System Design: Price Comparison Engine

Requirements

Functional Requirements:

Crawl product prices from 5,000+ online retailers
Match and deduplicate products across retailers (entity resolution)
Display price comparisons sorted by total cost (price + shipping)
Price history charts showing trends over 90 days
Price drop alerts: notify users when a tracked product drops below threshold
Affiliate link integration for revenue generation

Non-Functional Requirements:

Crawl 50M product pages daily; update prices at least every 4 hours
Search across 200M matched products with sub-200ms latency
Price data freshness: 95% of prices updated within the last 6 hours
99.9% availability for the consumer-facing search and comparison pages
Handle retailer anti-bot measures gracefully (respect robots.txt, rotate proxies)

Scale Estimation

50M pages crawled daily = 579 pages/sec sustained. Parsed product data: 50M × 2KB = 100GB/day of raw price data. Matched product database: 200M unique products × 5 retailer prices average = 1B price records. Storage: 200M products × 3KB metadata = 600GB; 1B price records × 100 bytes = 100GB. Price history (90 days × 6 updates/day × 200M products) = 108B data points at 20 bytes each = 2.16TB. Search QPS: 5M DAU × 3 searches = 15M/day = 174 QPS.

High-Level Architecture

The system has three major pipelines: Crawl, Match, and Serve. The Crawl Pipeline: a distributed web crawler (Scrapy cluster on Kubernetes) fetches product pages from 5,000 retailers. Each retailer has a custom parser (CSS/XPath selectors) that extracts product name, price, availability, shipping cost, and product identifiers (UPC, EAN, MPN). Parsed data is published to Kafka topic raw-prices.

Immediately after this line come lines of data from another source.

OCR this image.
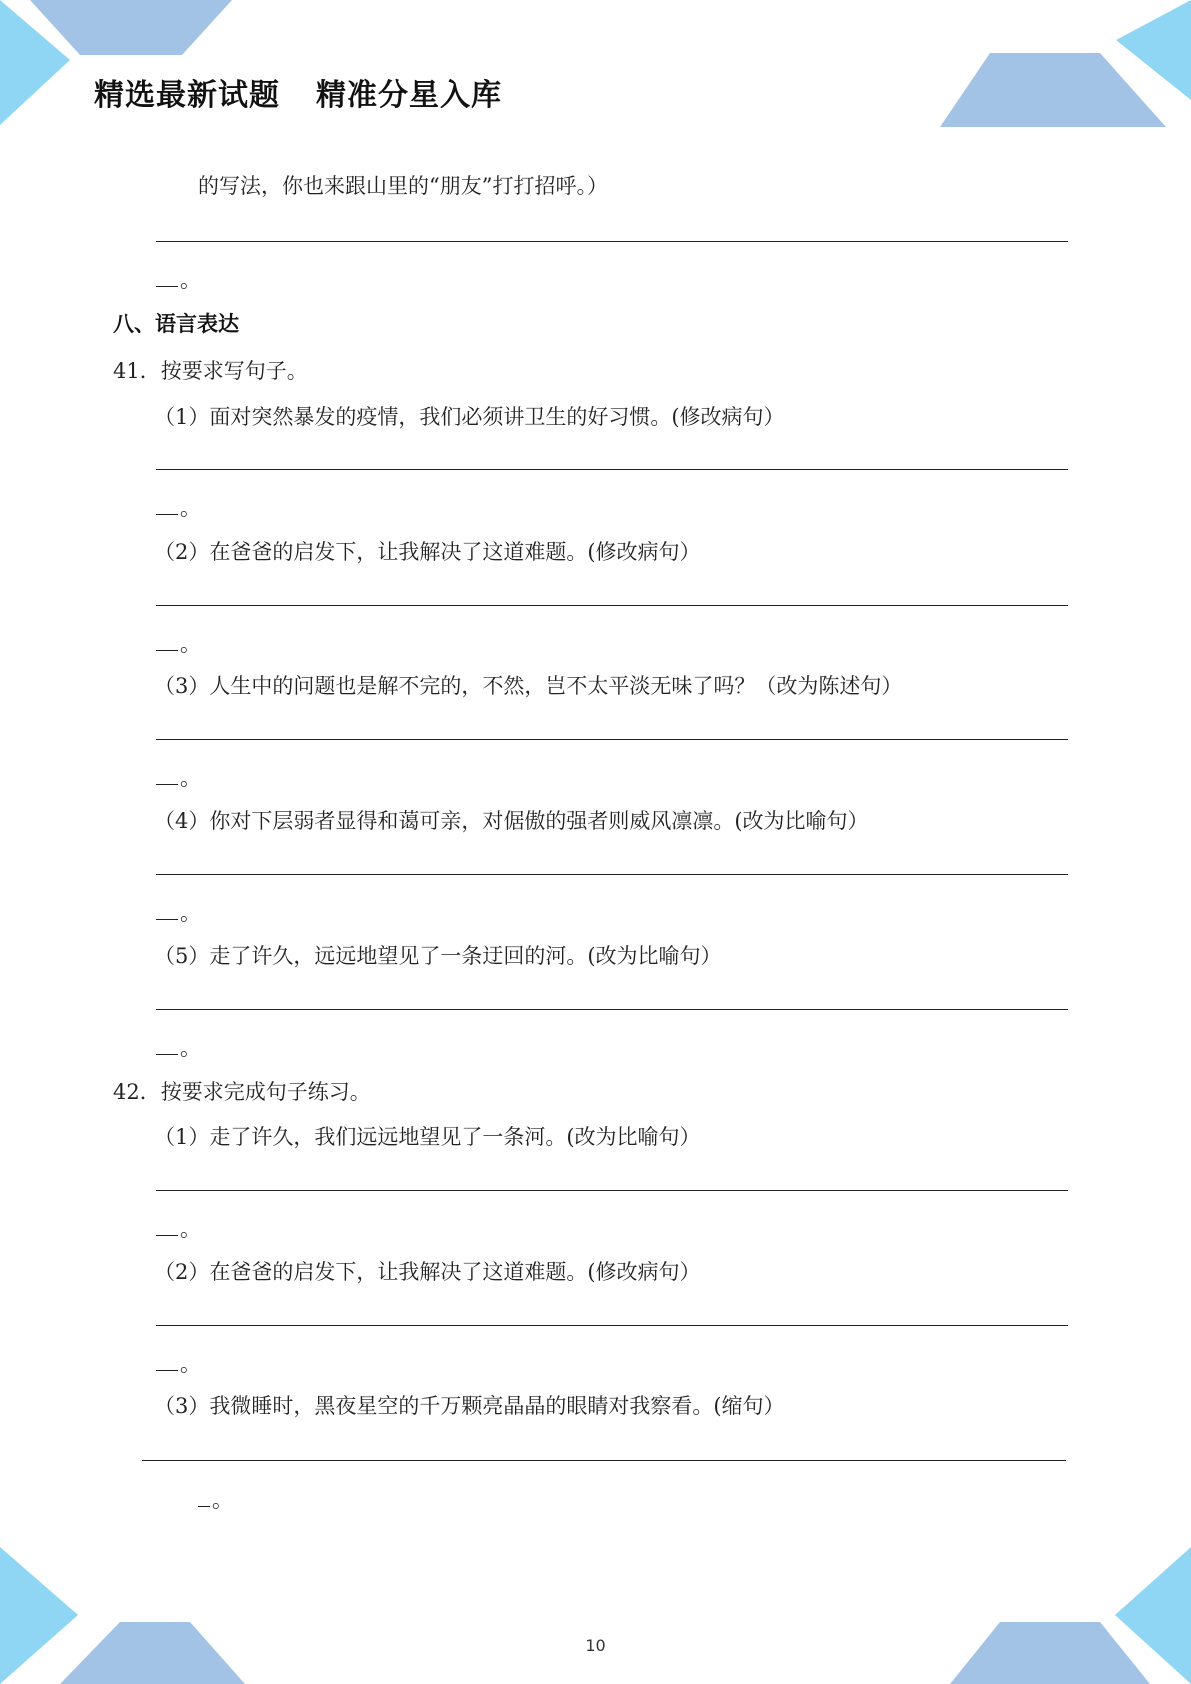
精选最新试题 精准分星入库
的写法，你也来跟山里的“朋友”打打招呼。）
。
八、语言表达
41．按要求写句子。
（1）面对突然暴发的疫情，我们必须讲卫生的好习惯。(修改病句）
。
（2）在爸爸的启发下，让我解决了这道难题。(修改病句）
。
（3）人生中的问题也是解不完的，不然，岂不太平淡无味了吗？（改为陈述句）
。
（4）你对下层弱者显得和蔼可亲，对倨傲的强者则威风凛凛。(改为比喻句）
。
（5）走了许久，远远地望见了一条迂回的河。(改为比喻句）
。
42．按要求完成句子练习。
（1）走了许久，我们远远地望见了一条河。(改为比喻句）
。
（2）在爸爸的启发下，让我解决了这道难题。(修改病句）
。
（3）我微睡时，黑夜星空的千万颗亮晶晶的眼睛对我察看。(缩句）
。
10
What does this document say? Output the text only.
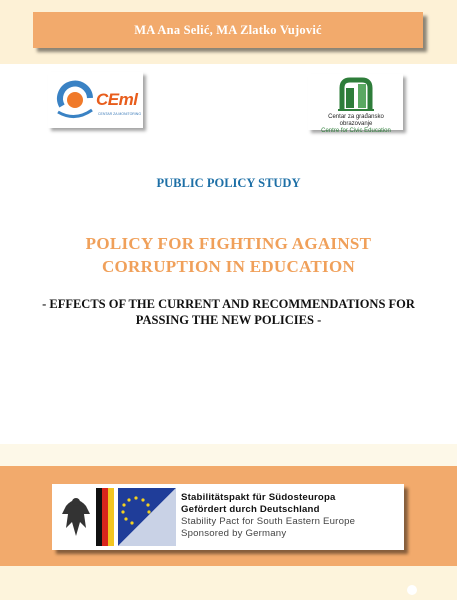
MA Ana Selić, MA Zlatko Vujović
CEml
CENTAR ZA MONITORING	Centar za građansko obrazovanje
Centre for Civic Education
PUBLIC POLICY STUDY
POLICY FOR FIGHTING AGAINST CORRUPTION IN EDUCATION
- EFFECTS OF THE CURRENT AND RECOMMENDATIONS FOR PASSING THE NEW POLICIES -
Stabilitätspakt für Südosteuropa
Gefördert durch Deutschland
Stability Pact for South Eastern Europe
Sponsored by Germany
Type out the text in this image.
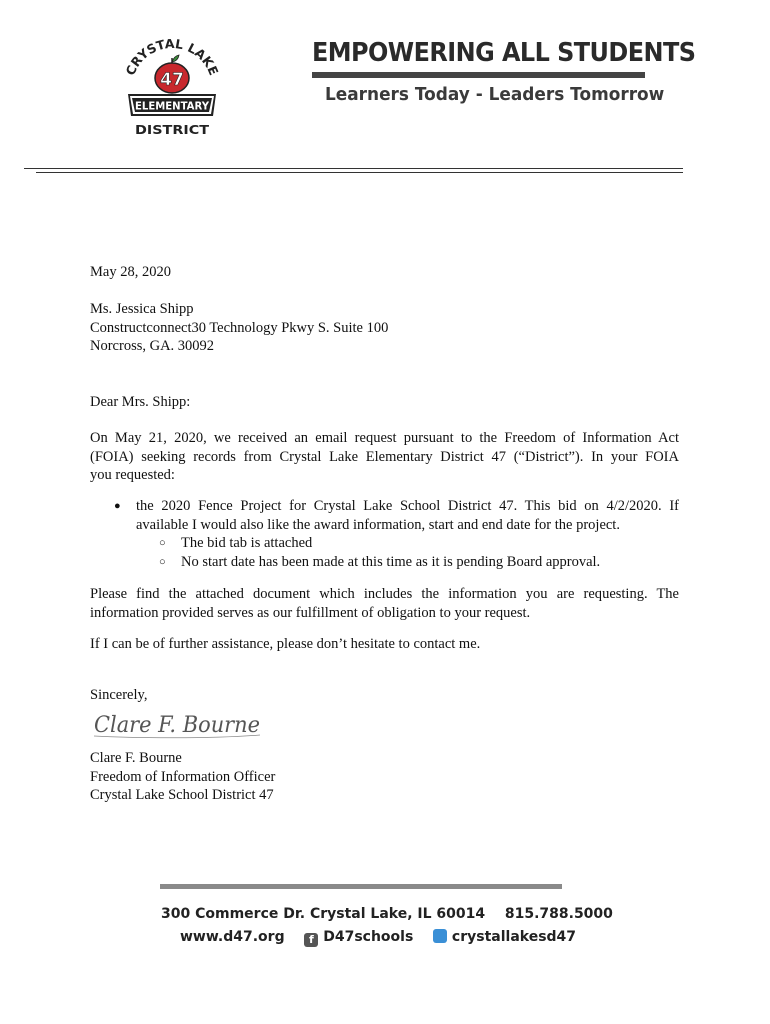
CRYSTAL LAKE
47
ELEMENTARY
DISTRICT
EMPOWERING ALL STUDENTS
Learners Today - Leaders Tomorrow
May 28, 2020
Ms. Jessica Shipp
Constructconnect30 Technology Pkwy S. Suite 100
Norcross, GA. 30092
Dear Mrs. Shipp:
On May 21, 2020, we received an email request pursuant to the Freedom of Information Act
(FOIA) seeking records from Crystal Lake Elementary District 47 (“District”). In your FOIA
you requested:
● the 2020 Fence Project for Crystal Lake School District 47. This bid on 4/2/2020. If
available I would also like the award information, start and end date for the project.
○ The bid tab is attached
○ No start date has been made at this time as it is pending Board approval.
Please find the attached document which includes the information you are requesting. The
information provided serves as our fulfillment of obligation to your request.
If I can be of further assistance, please don’t hesitate to contact me.
Sincerely,
Clare F. Bourne
Clare F. Bourne
Freedom of Information Officer
Crystal Lake School District 47
300 Commerce Dr. Crystal Lake, IL 60014 815.788.5000
www.d47.org f D47schools	crystallakesd47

The Match Pipeline consumes raw price data and resolves it to canonical products. Entity resolution uses a multi-signal matching algorithm: exact UPC/EAN match (highest confidence), title + brand fuzzy match (TF-IDF cosine similarity > 0.85), and image similarity (perceptual hash comparison). Matched prices are written to PostgreSQL and the Elasticsearch search index.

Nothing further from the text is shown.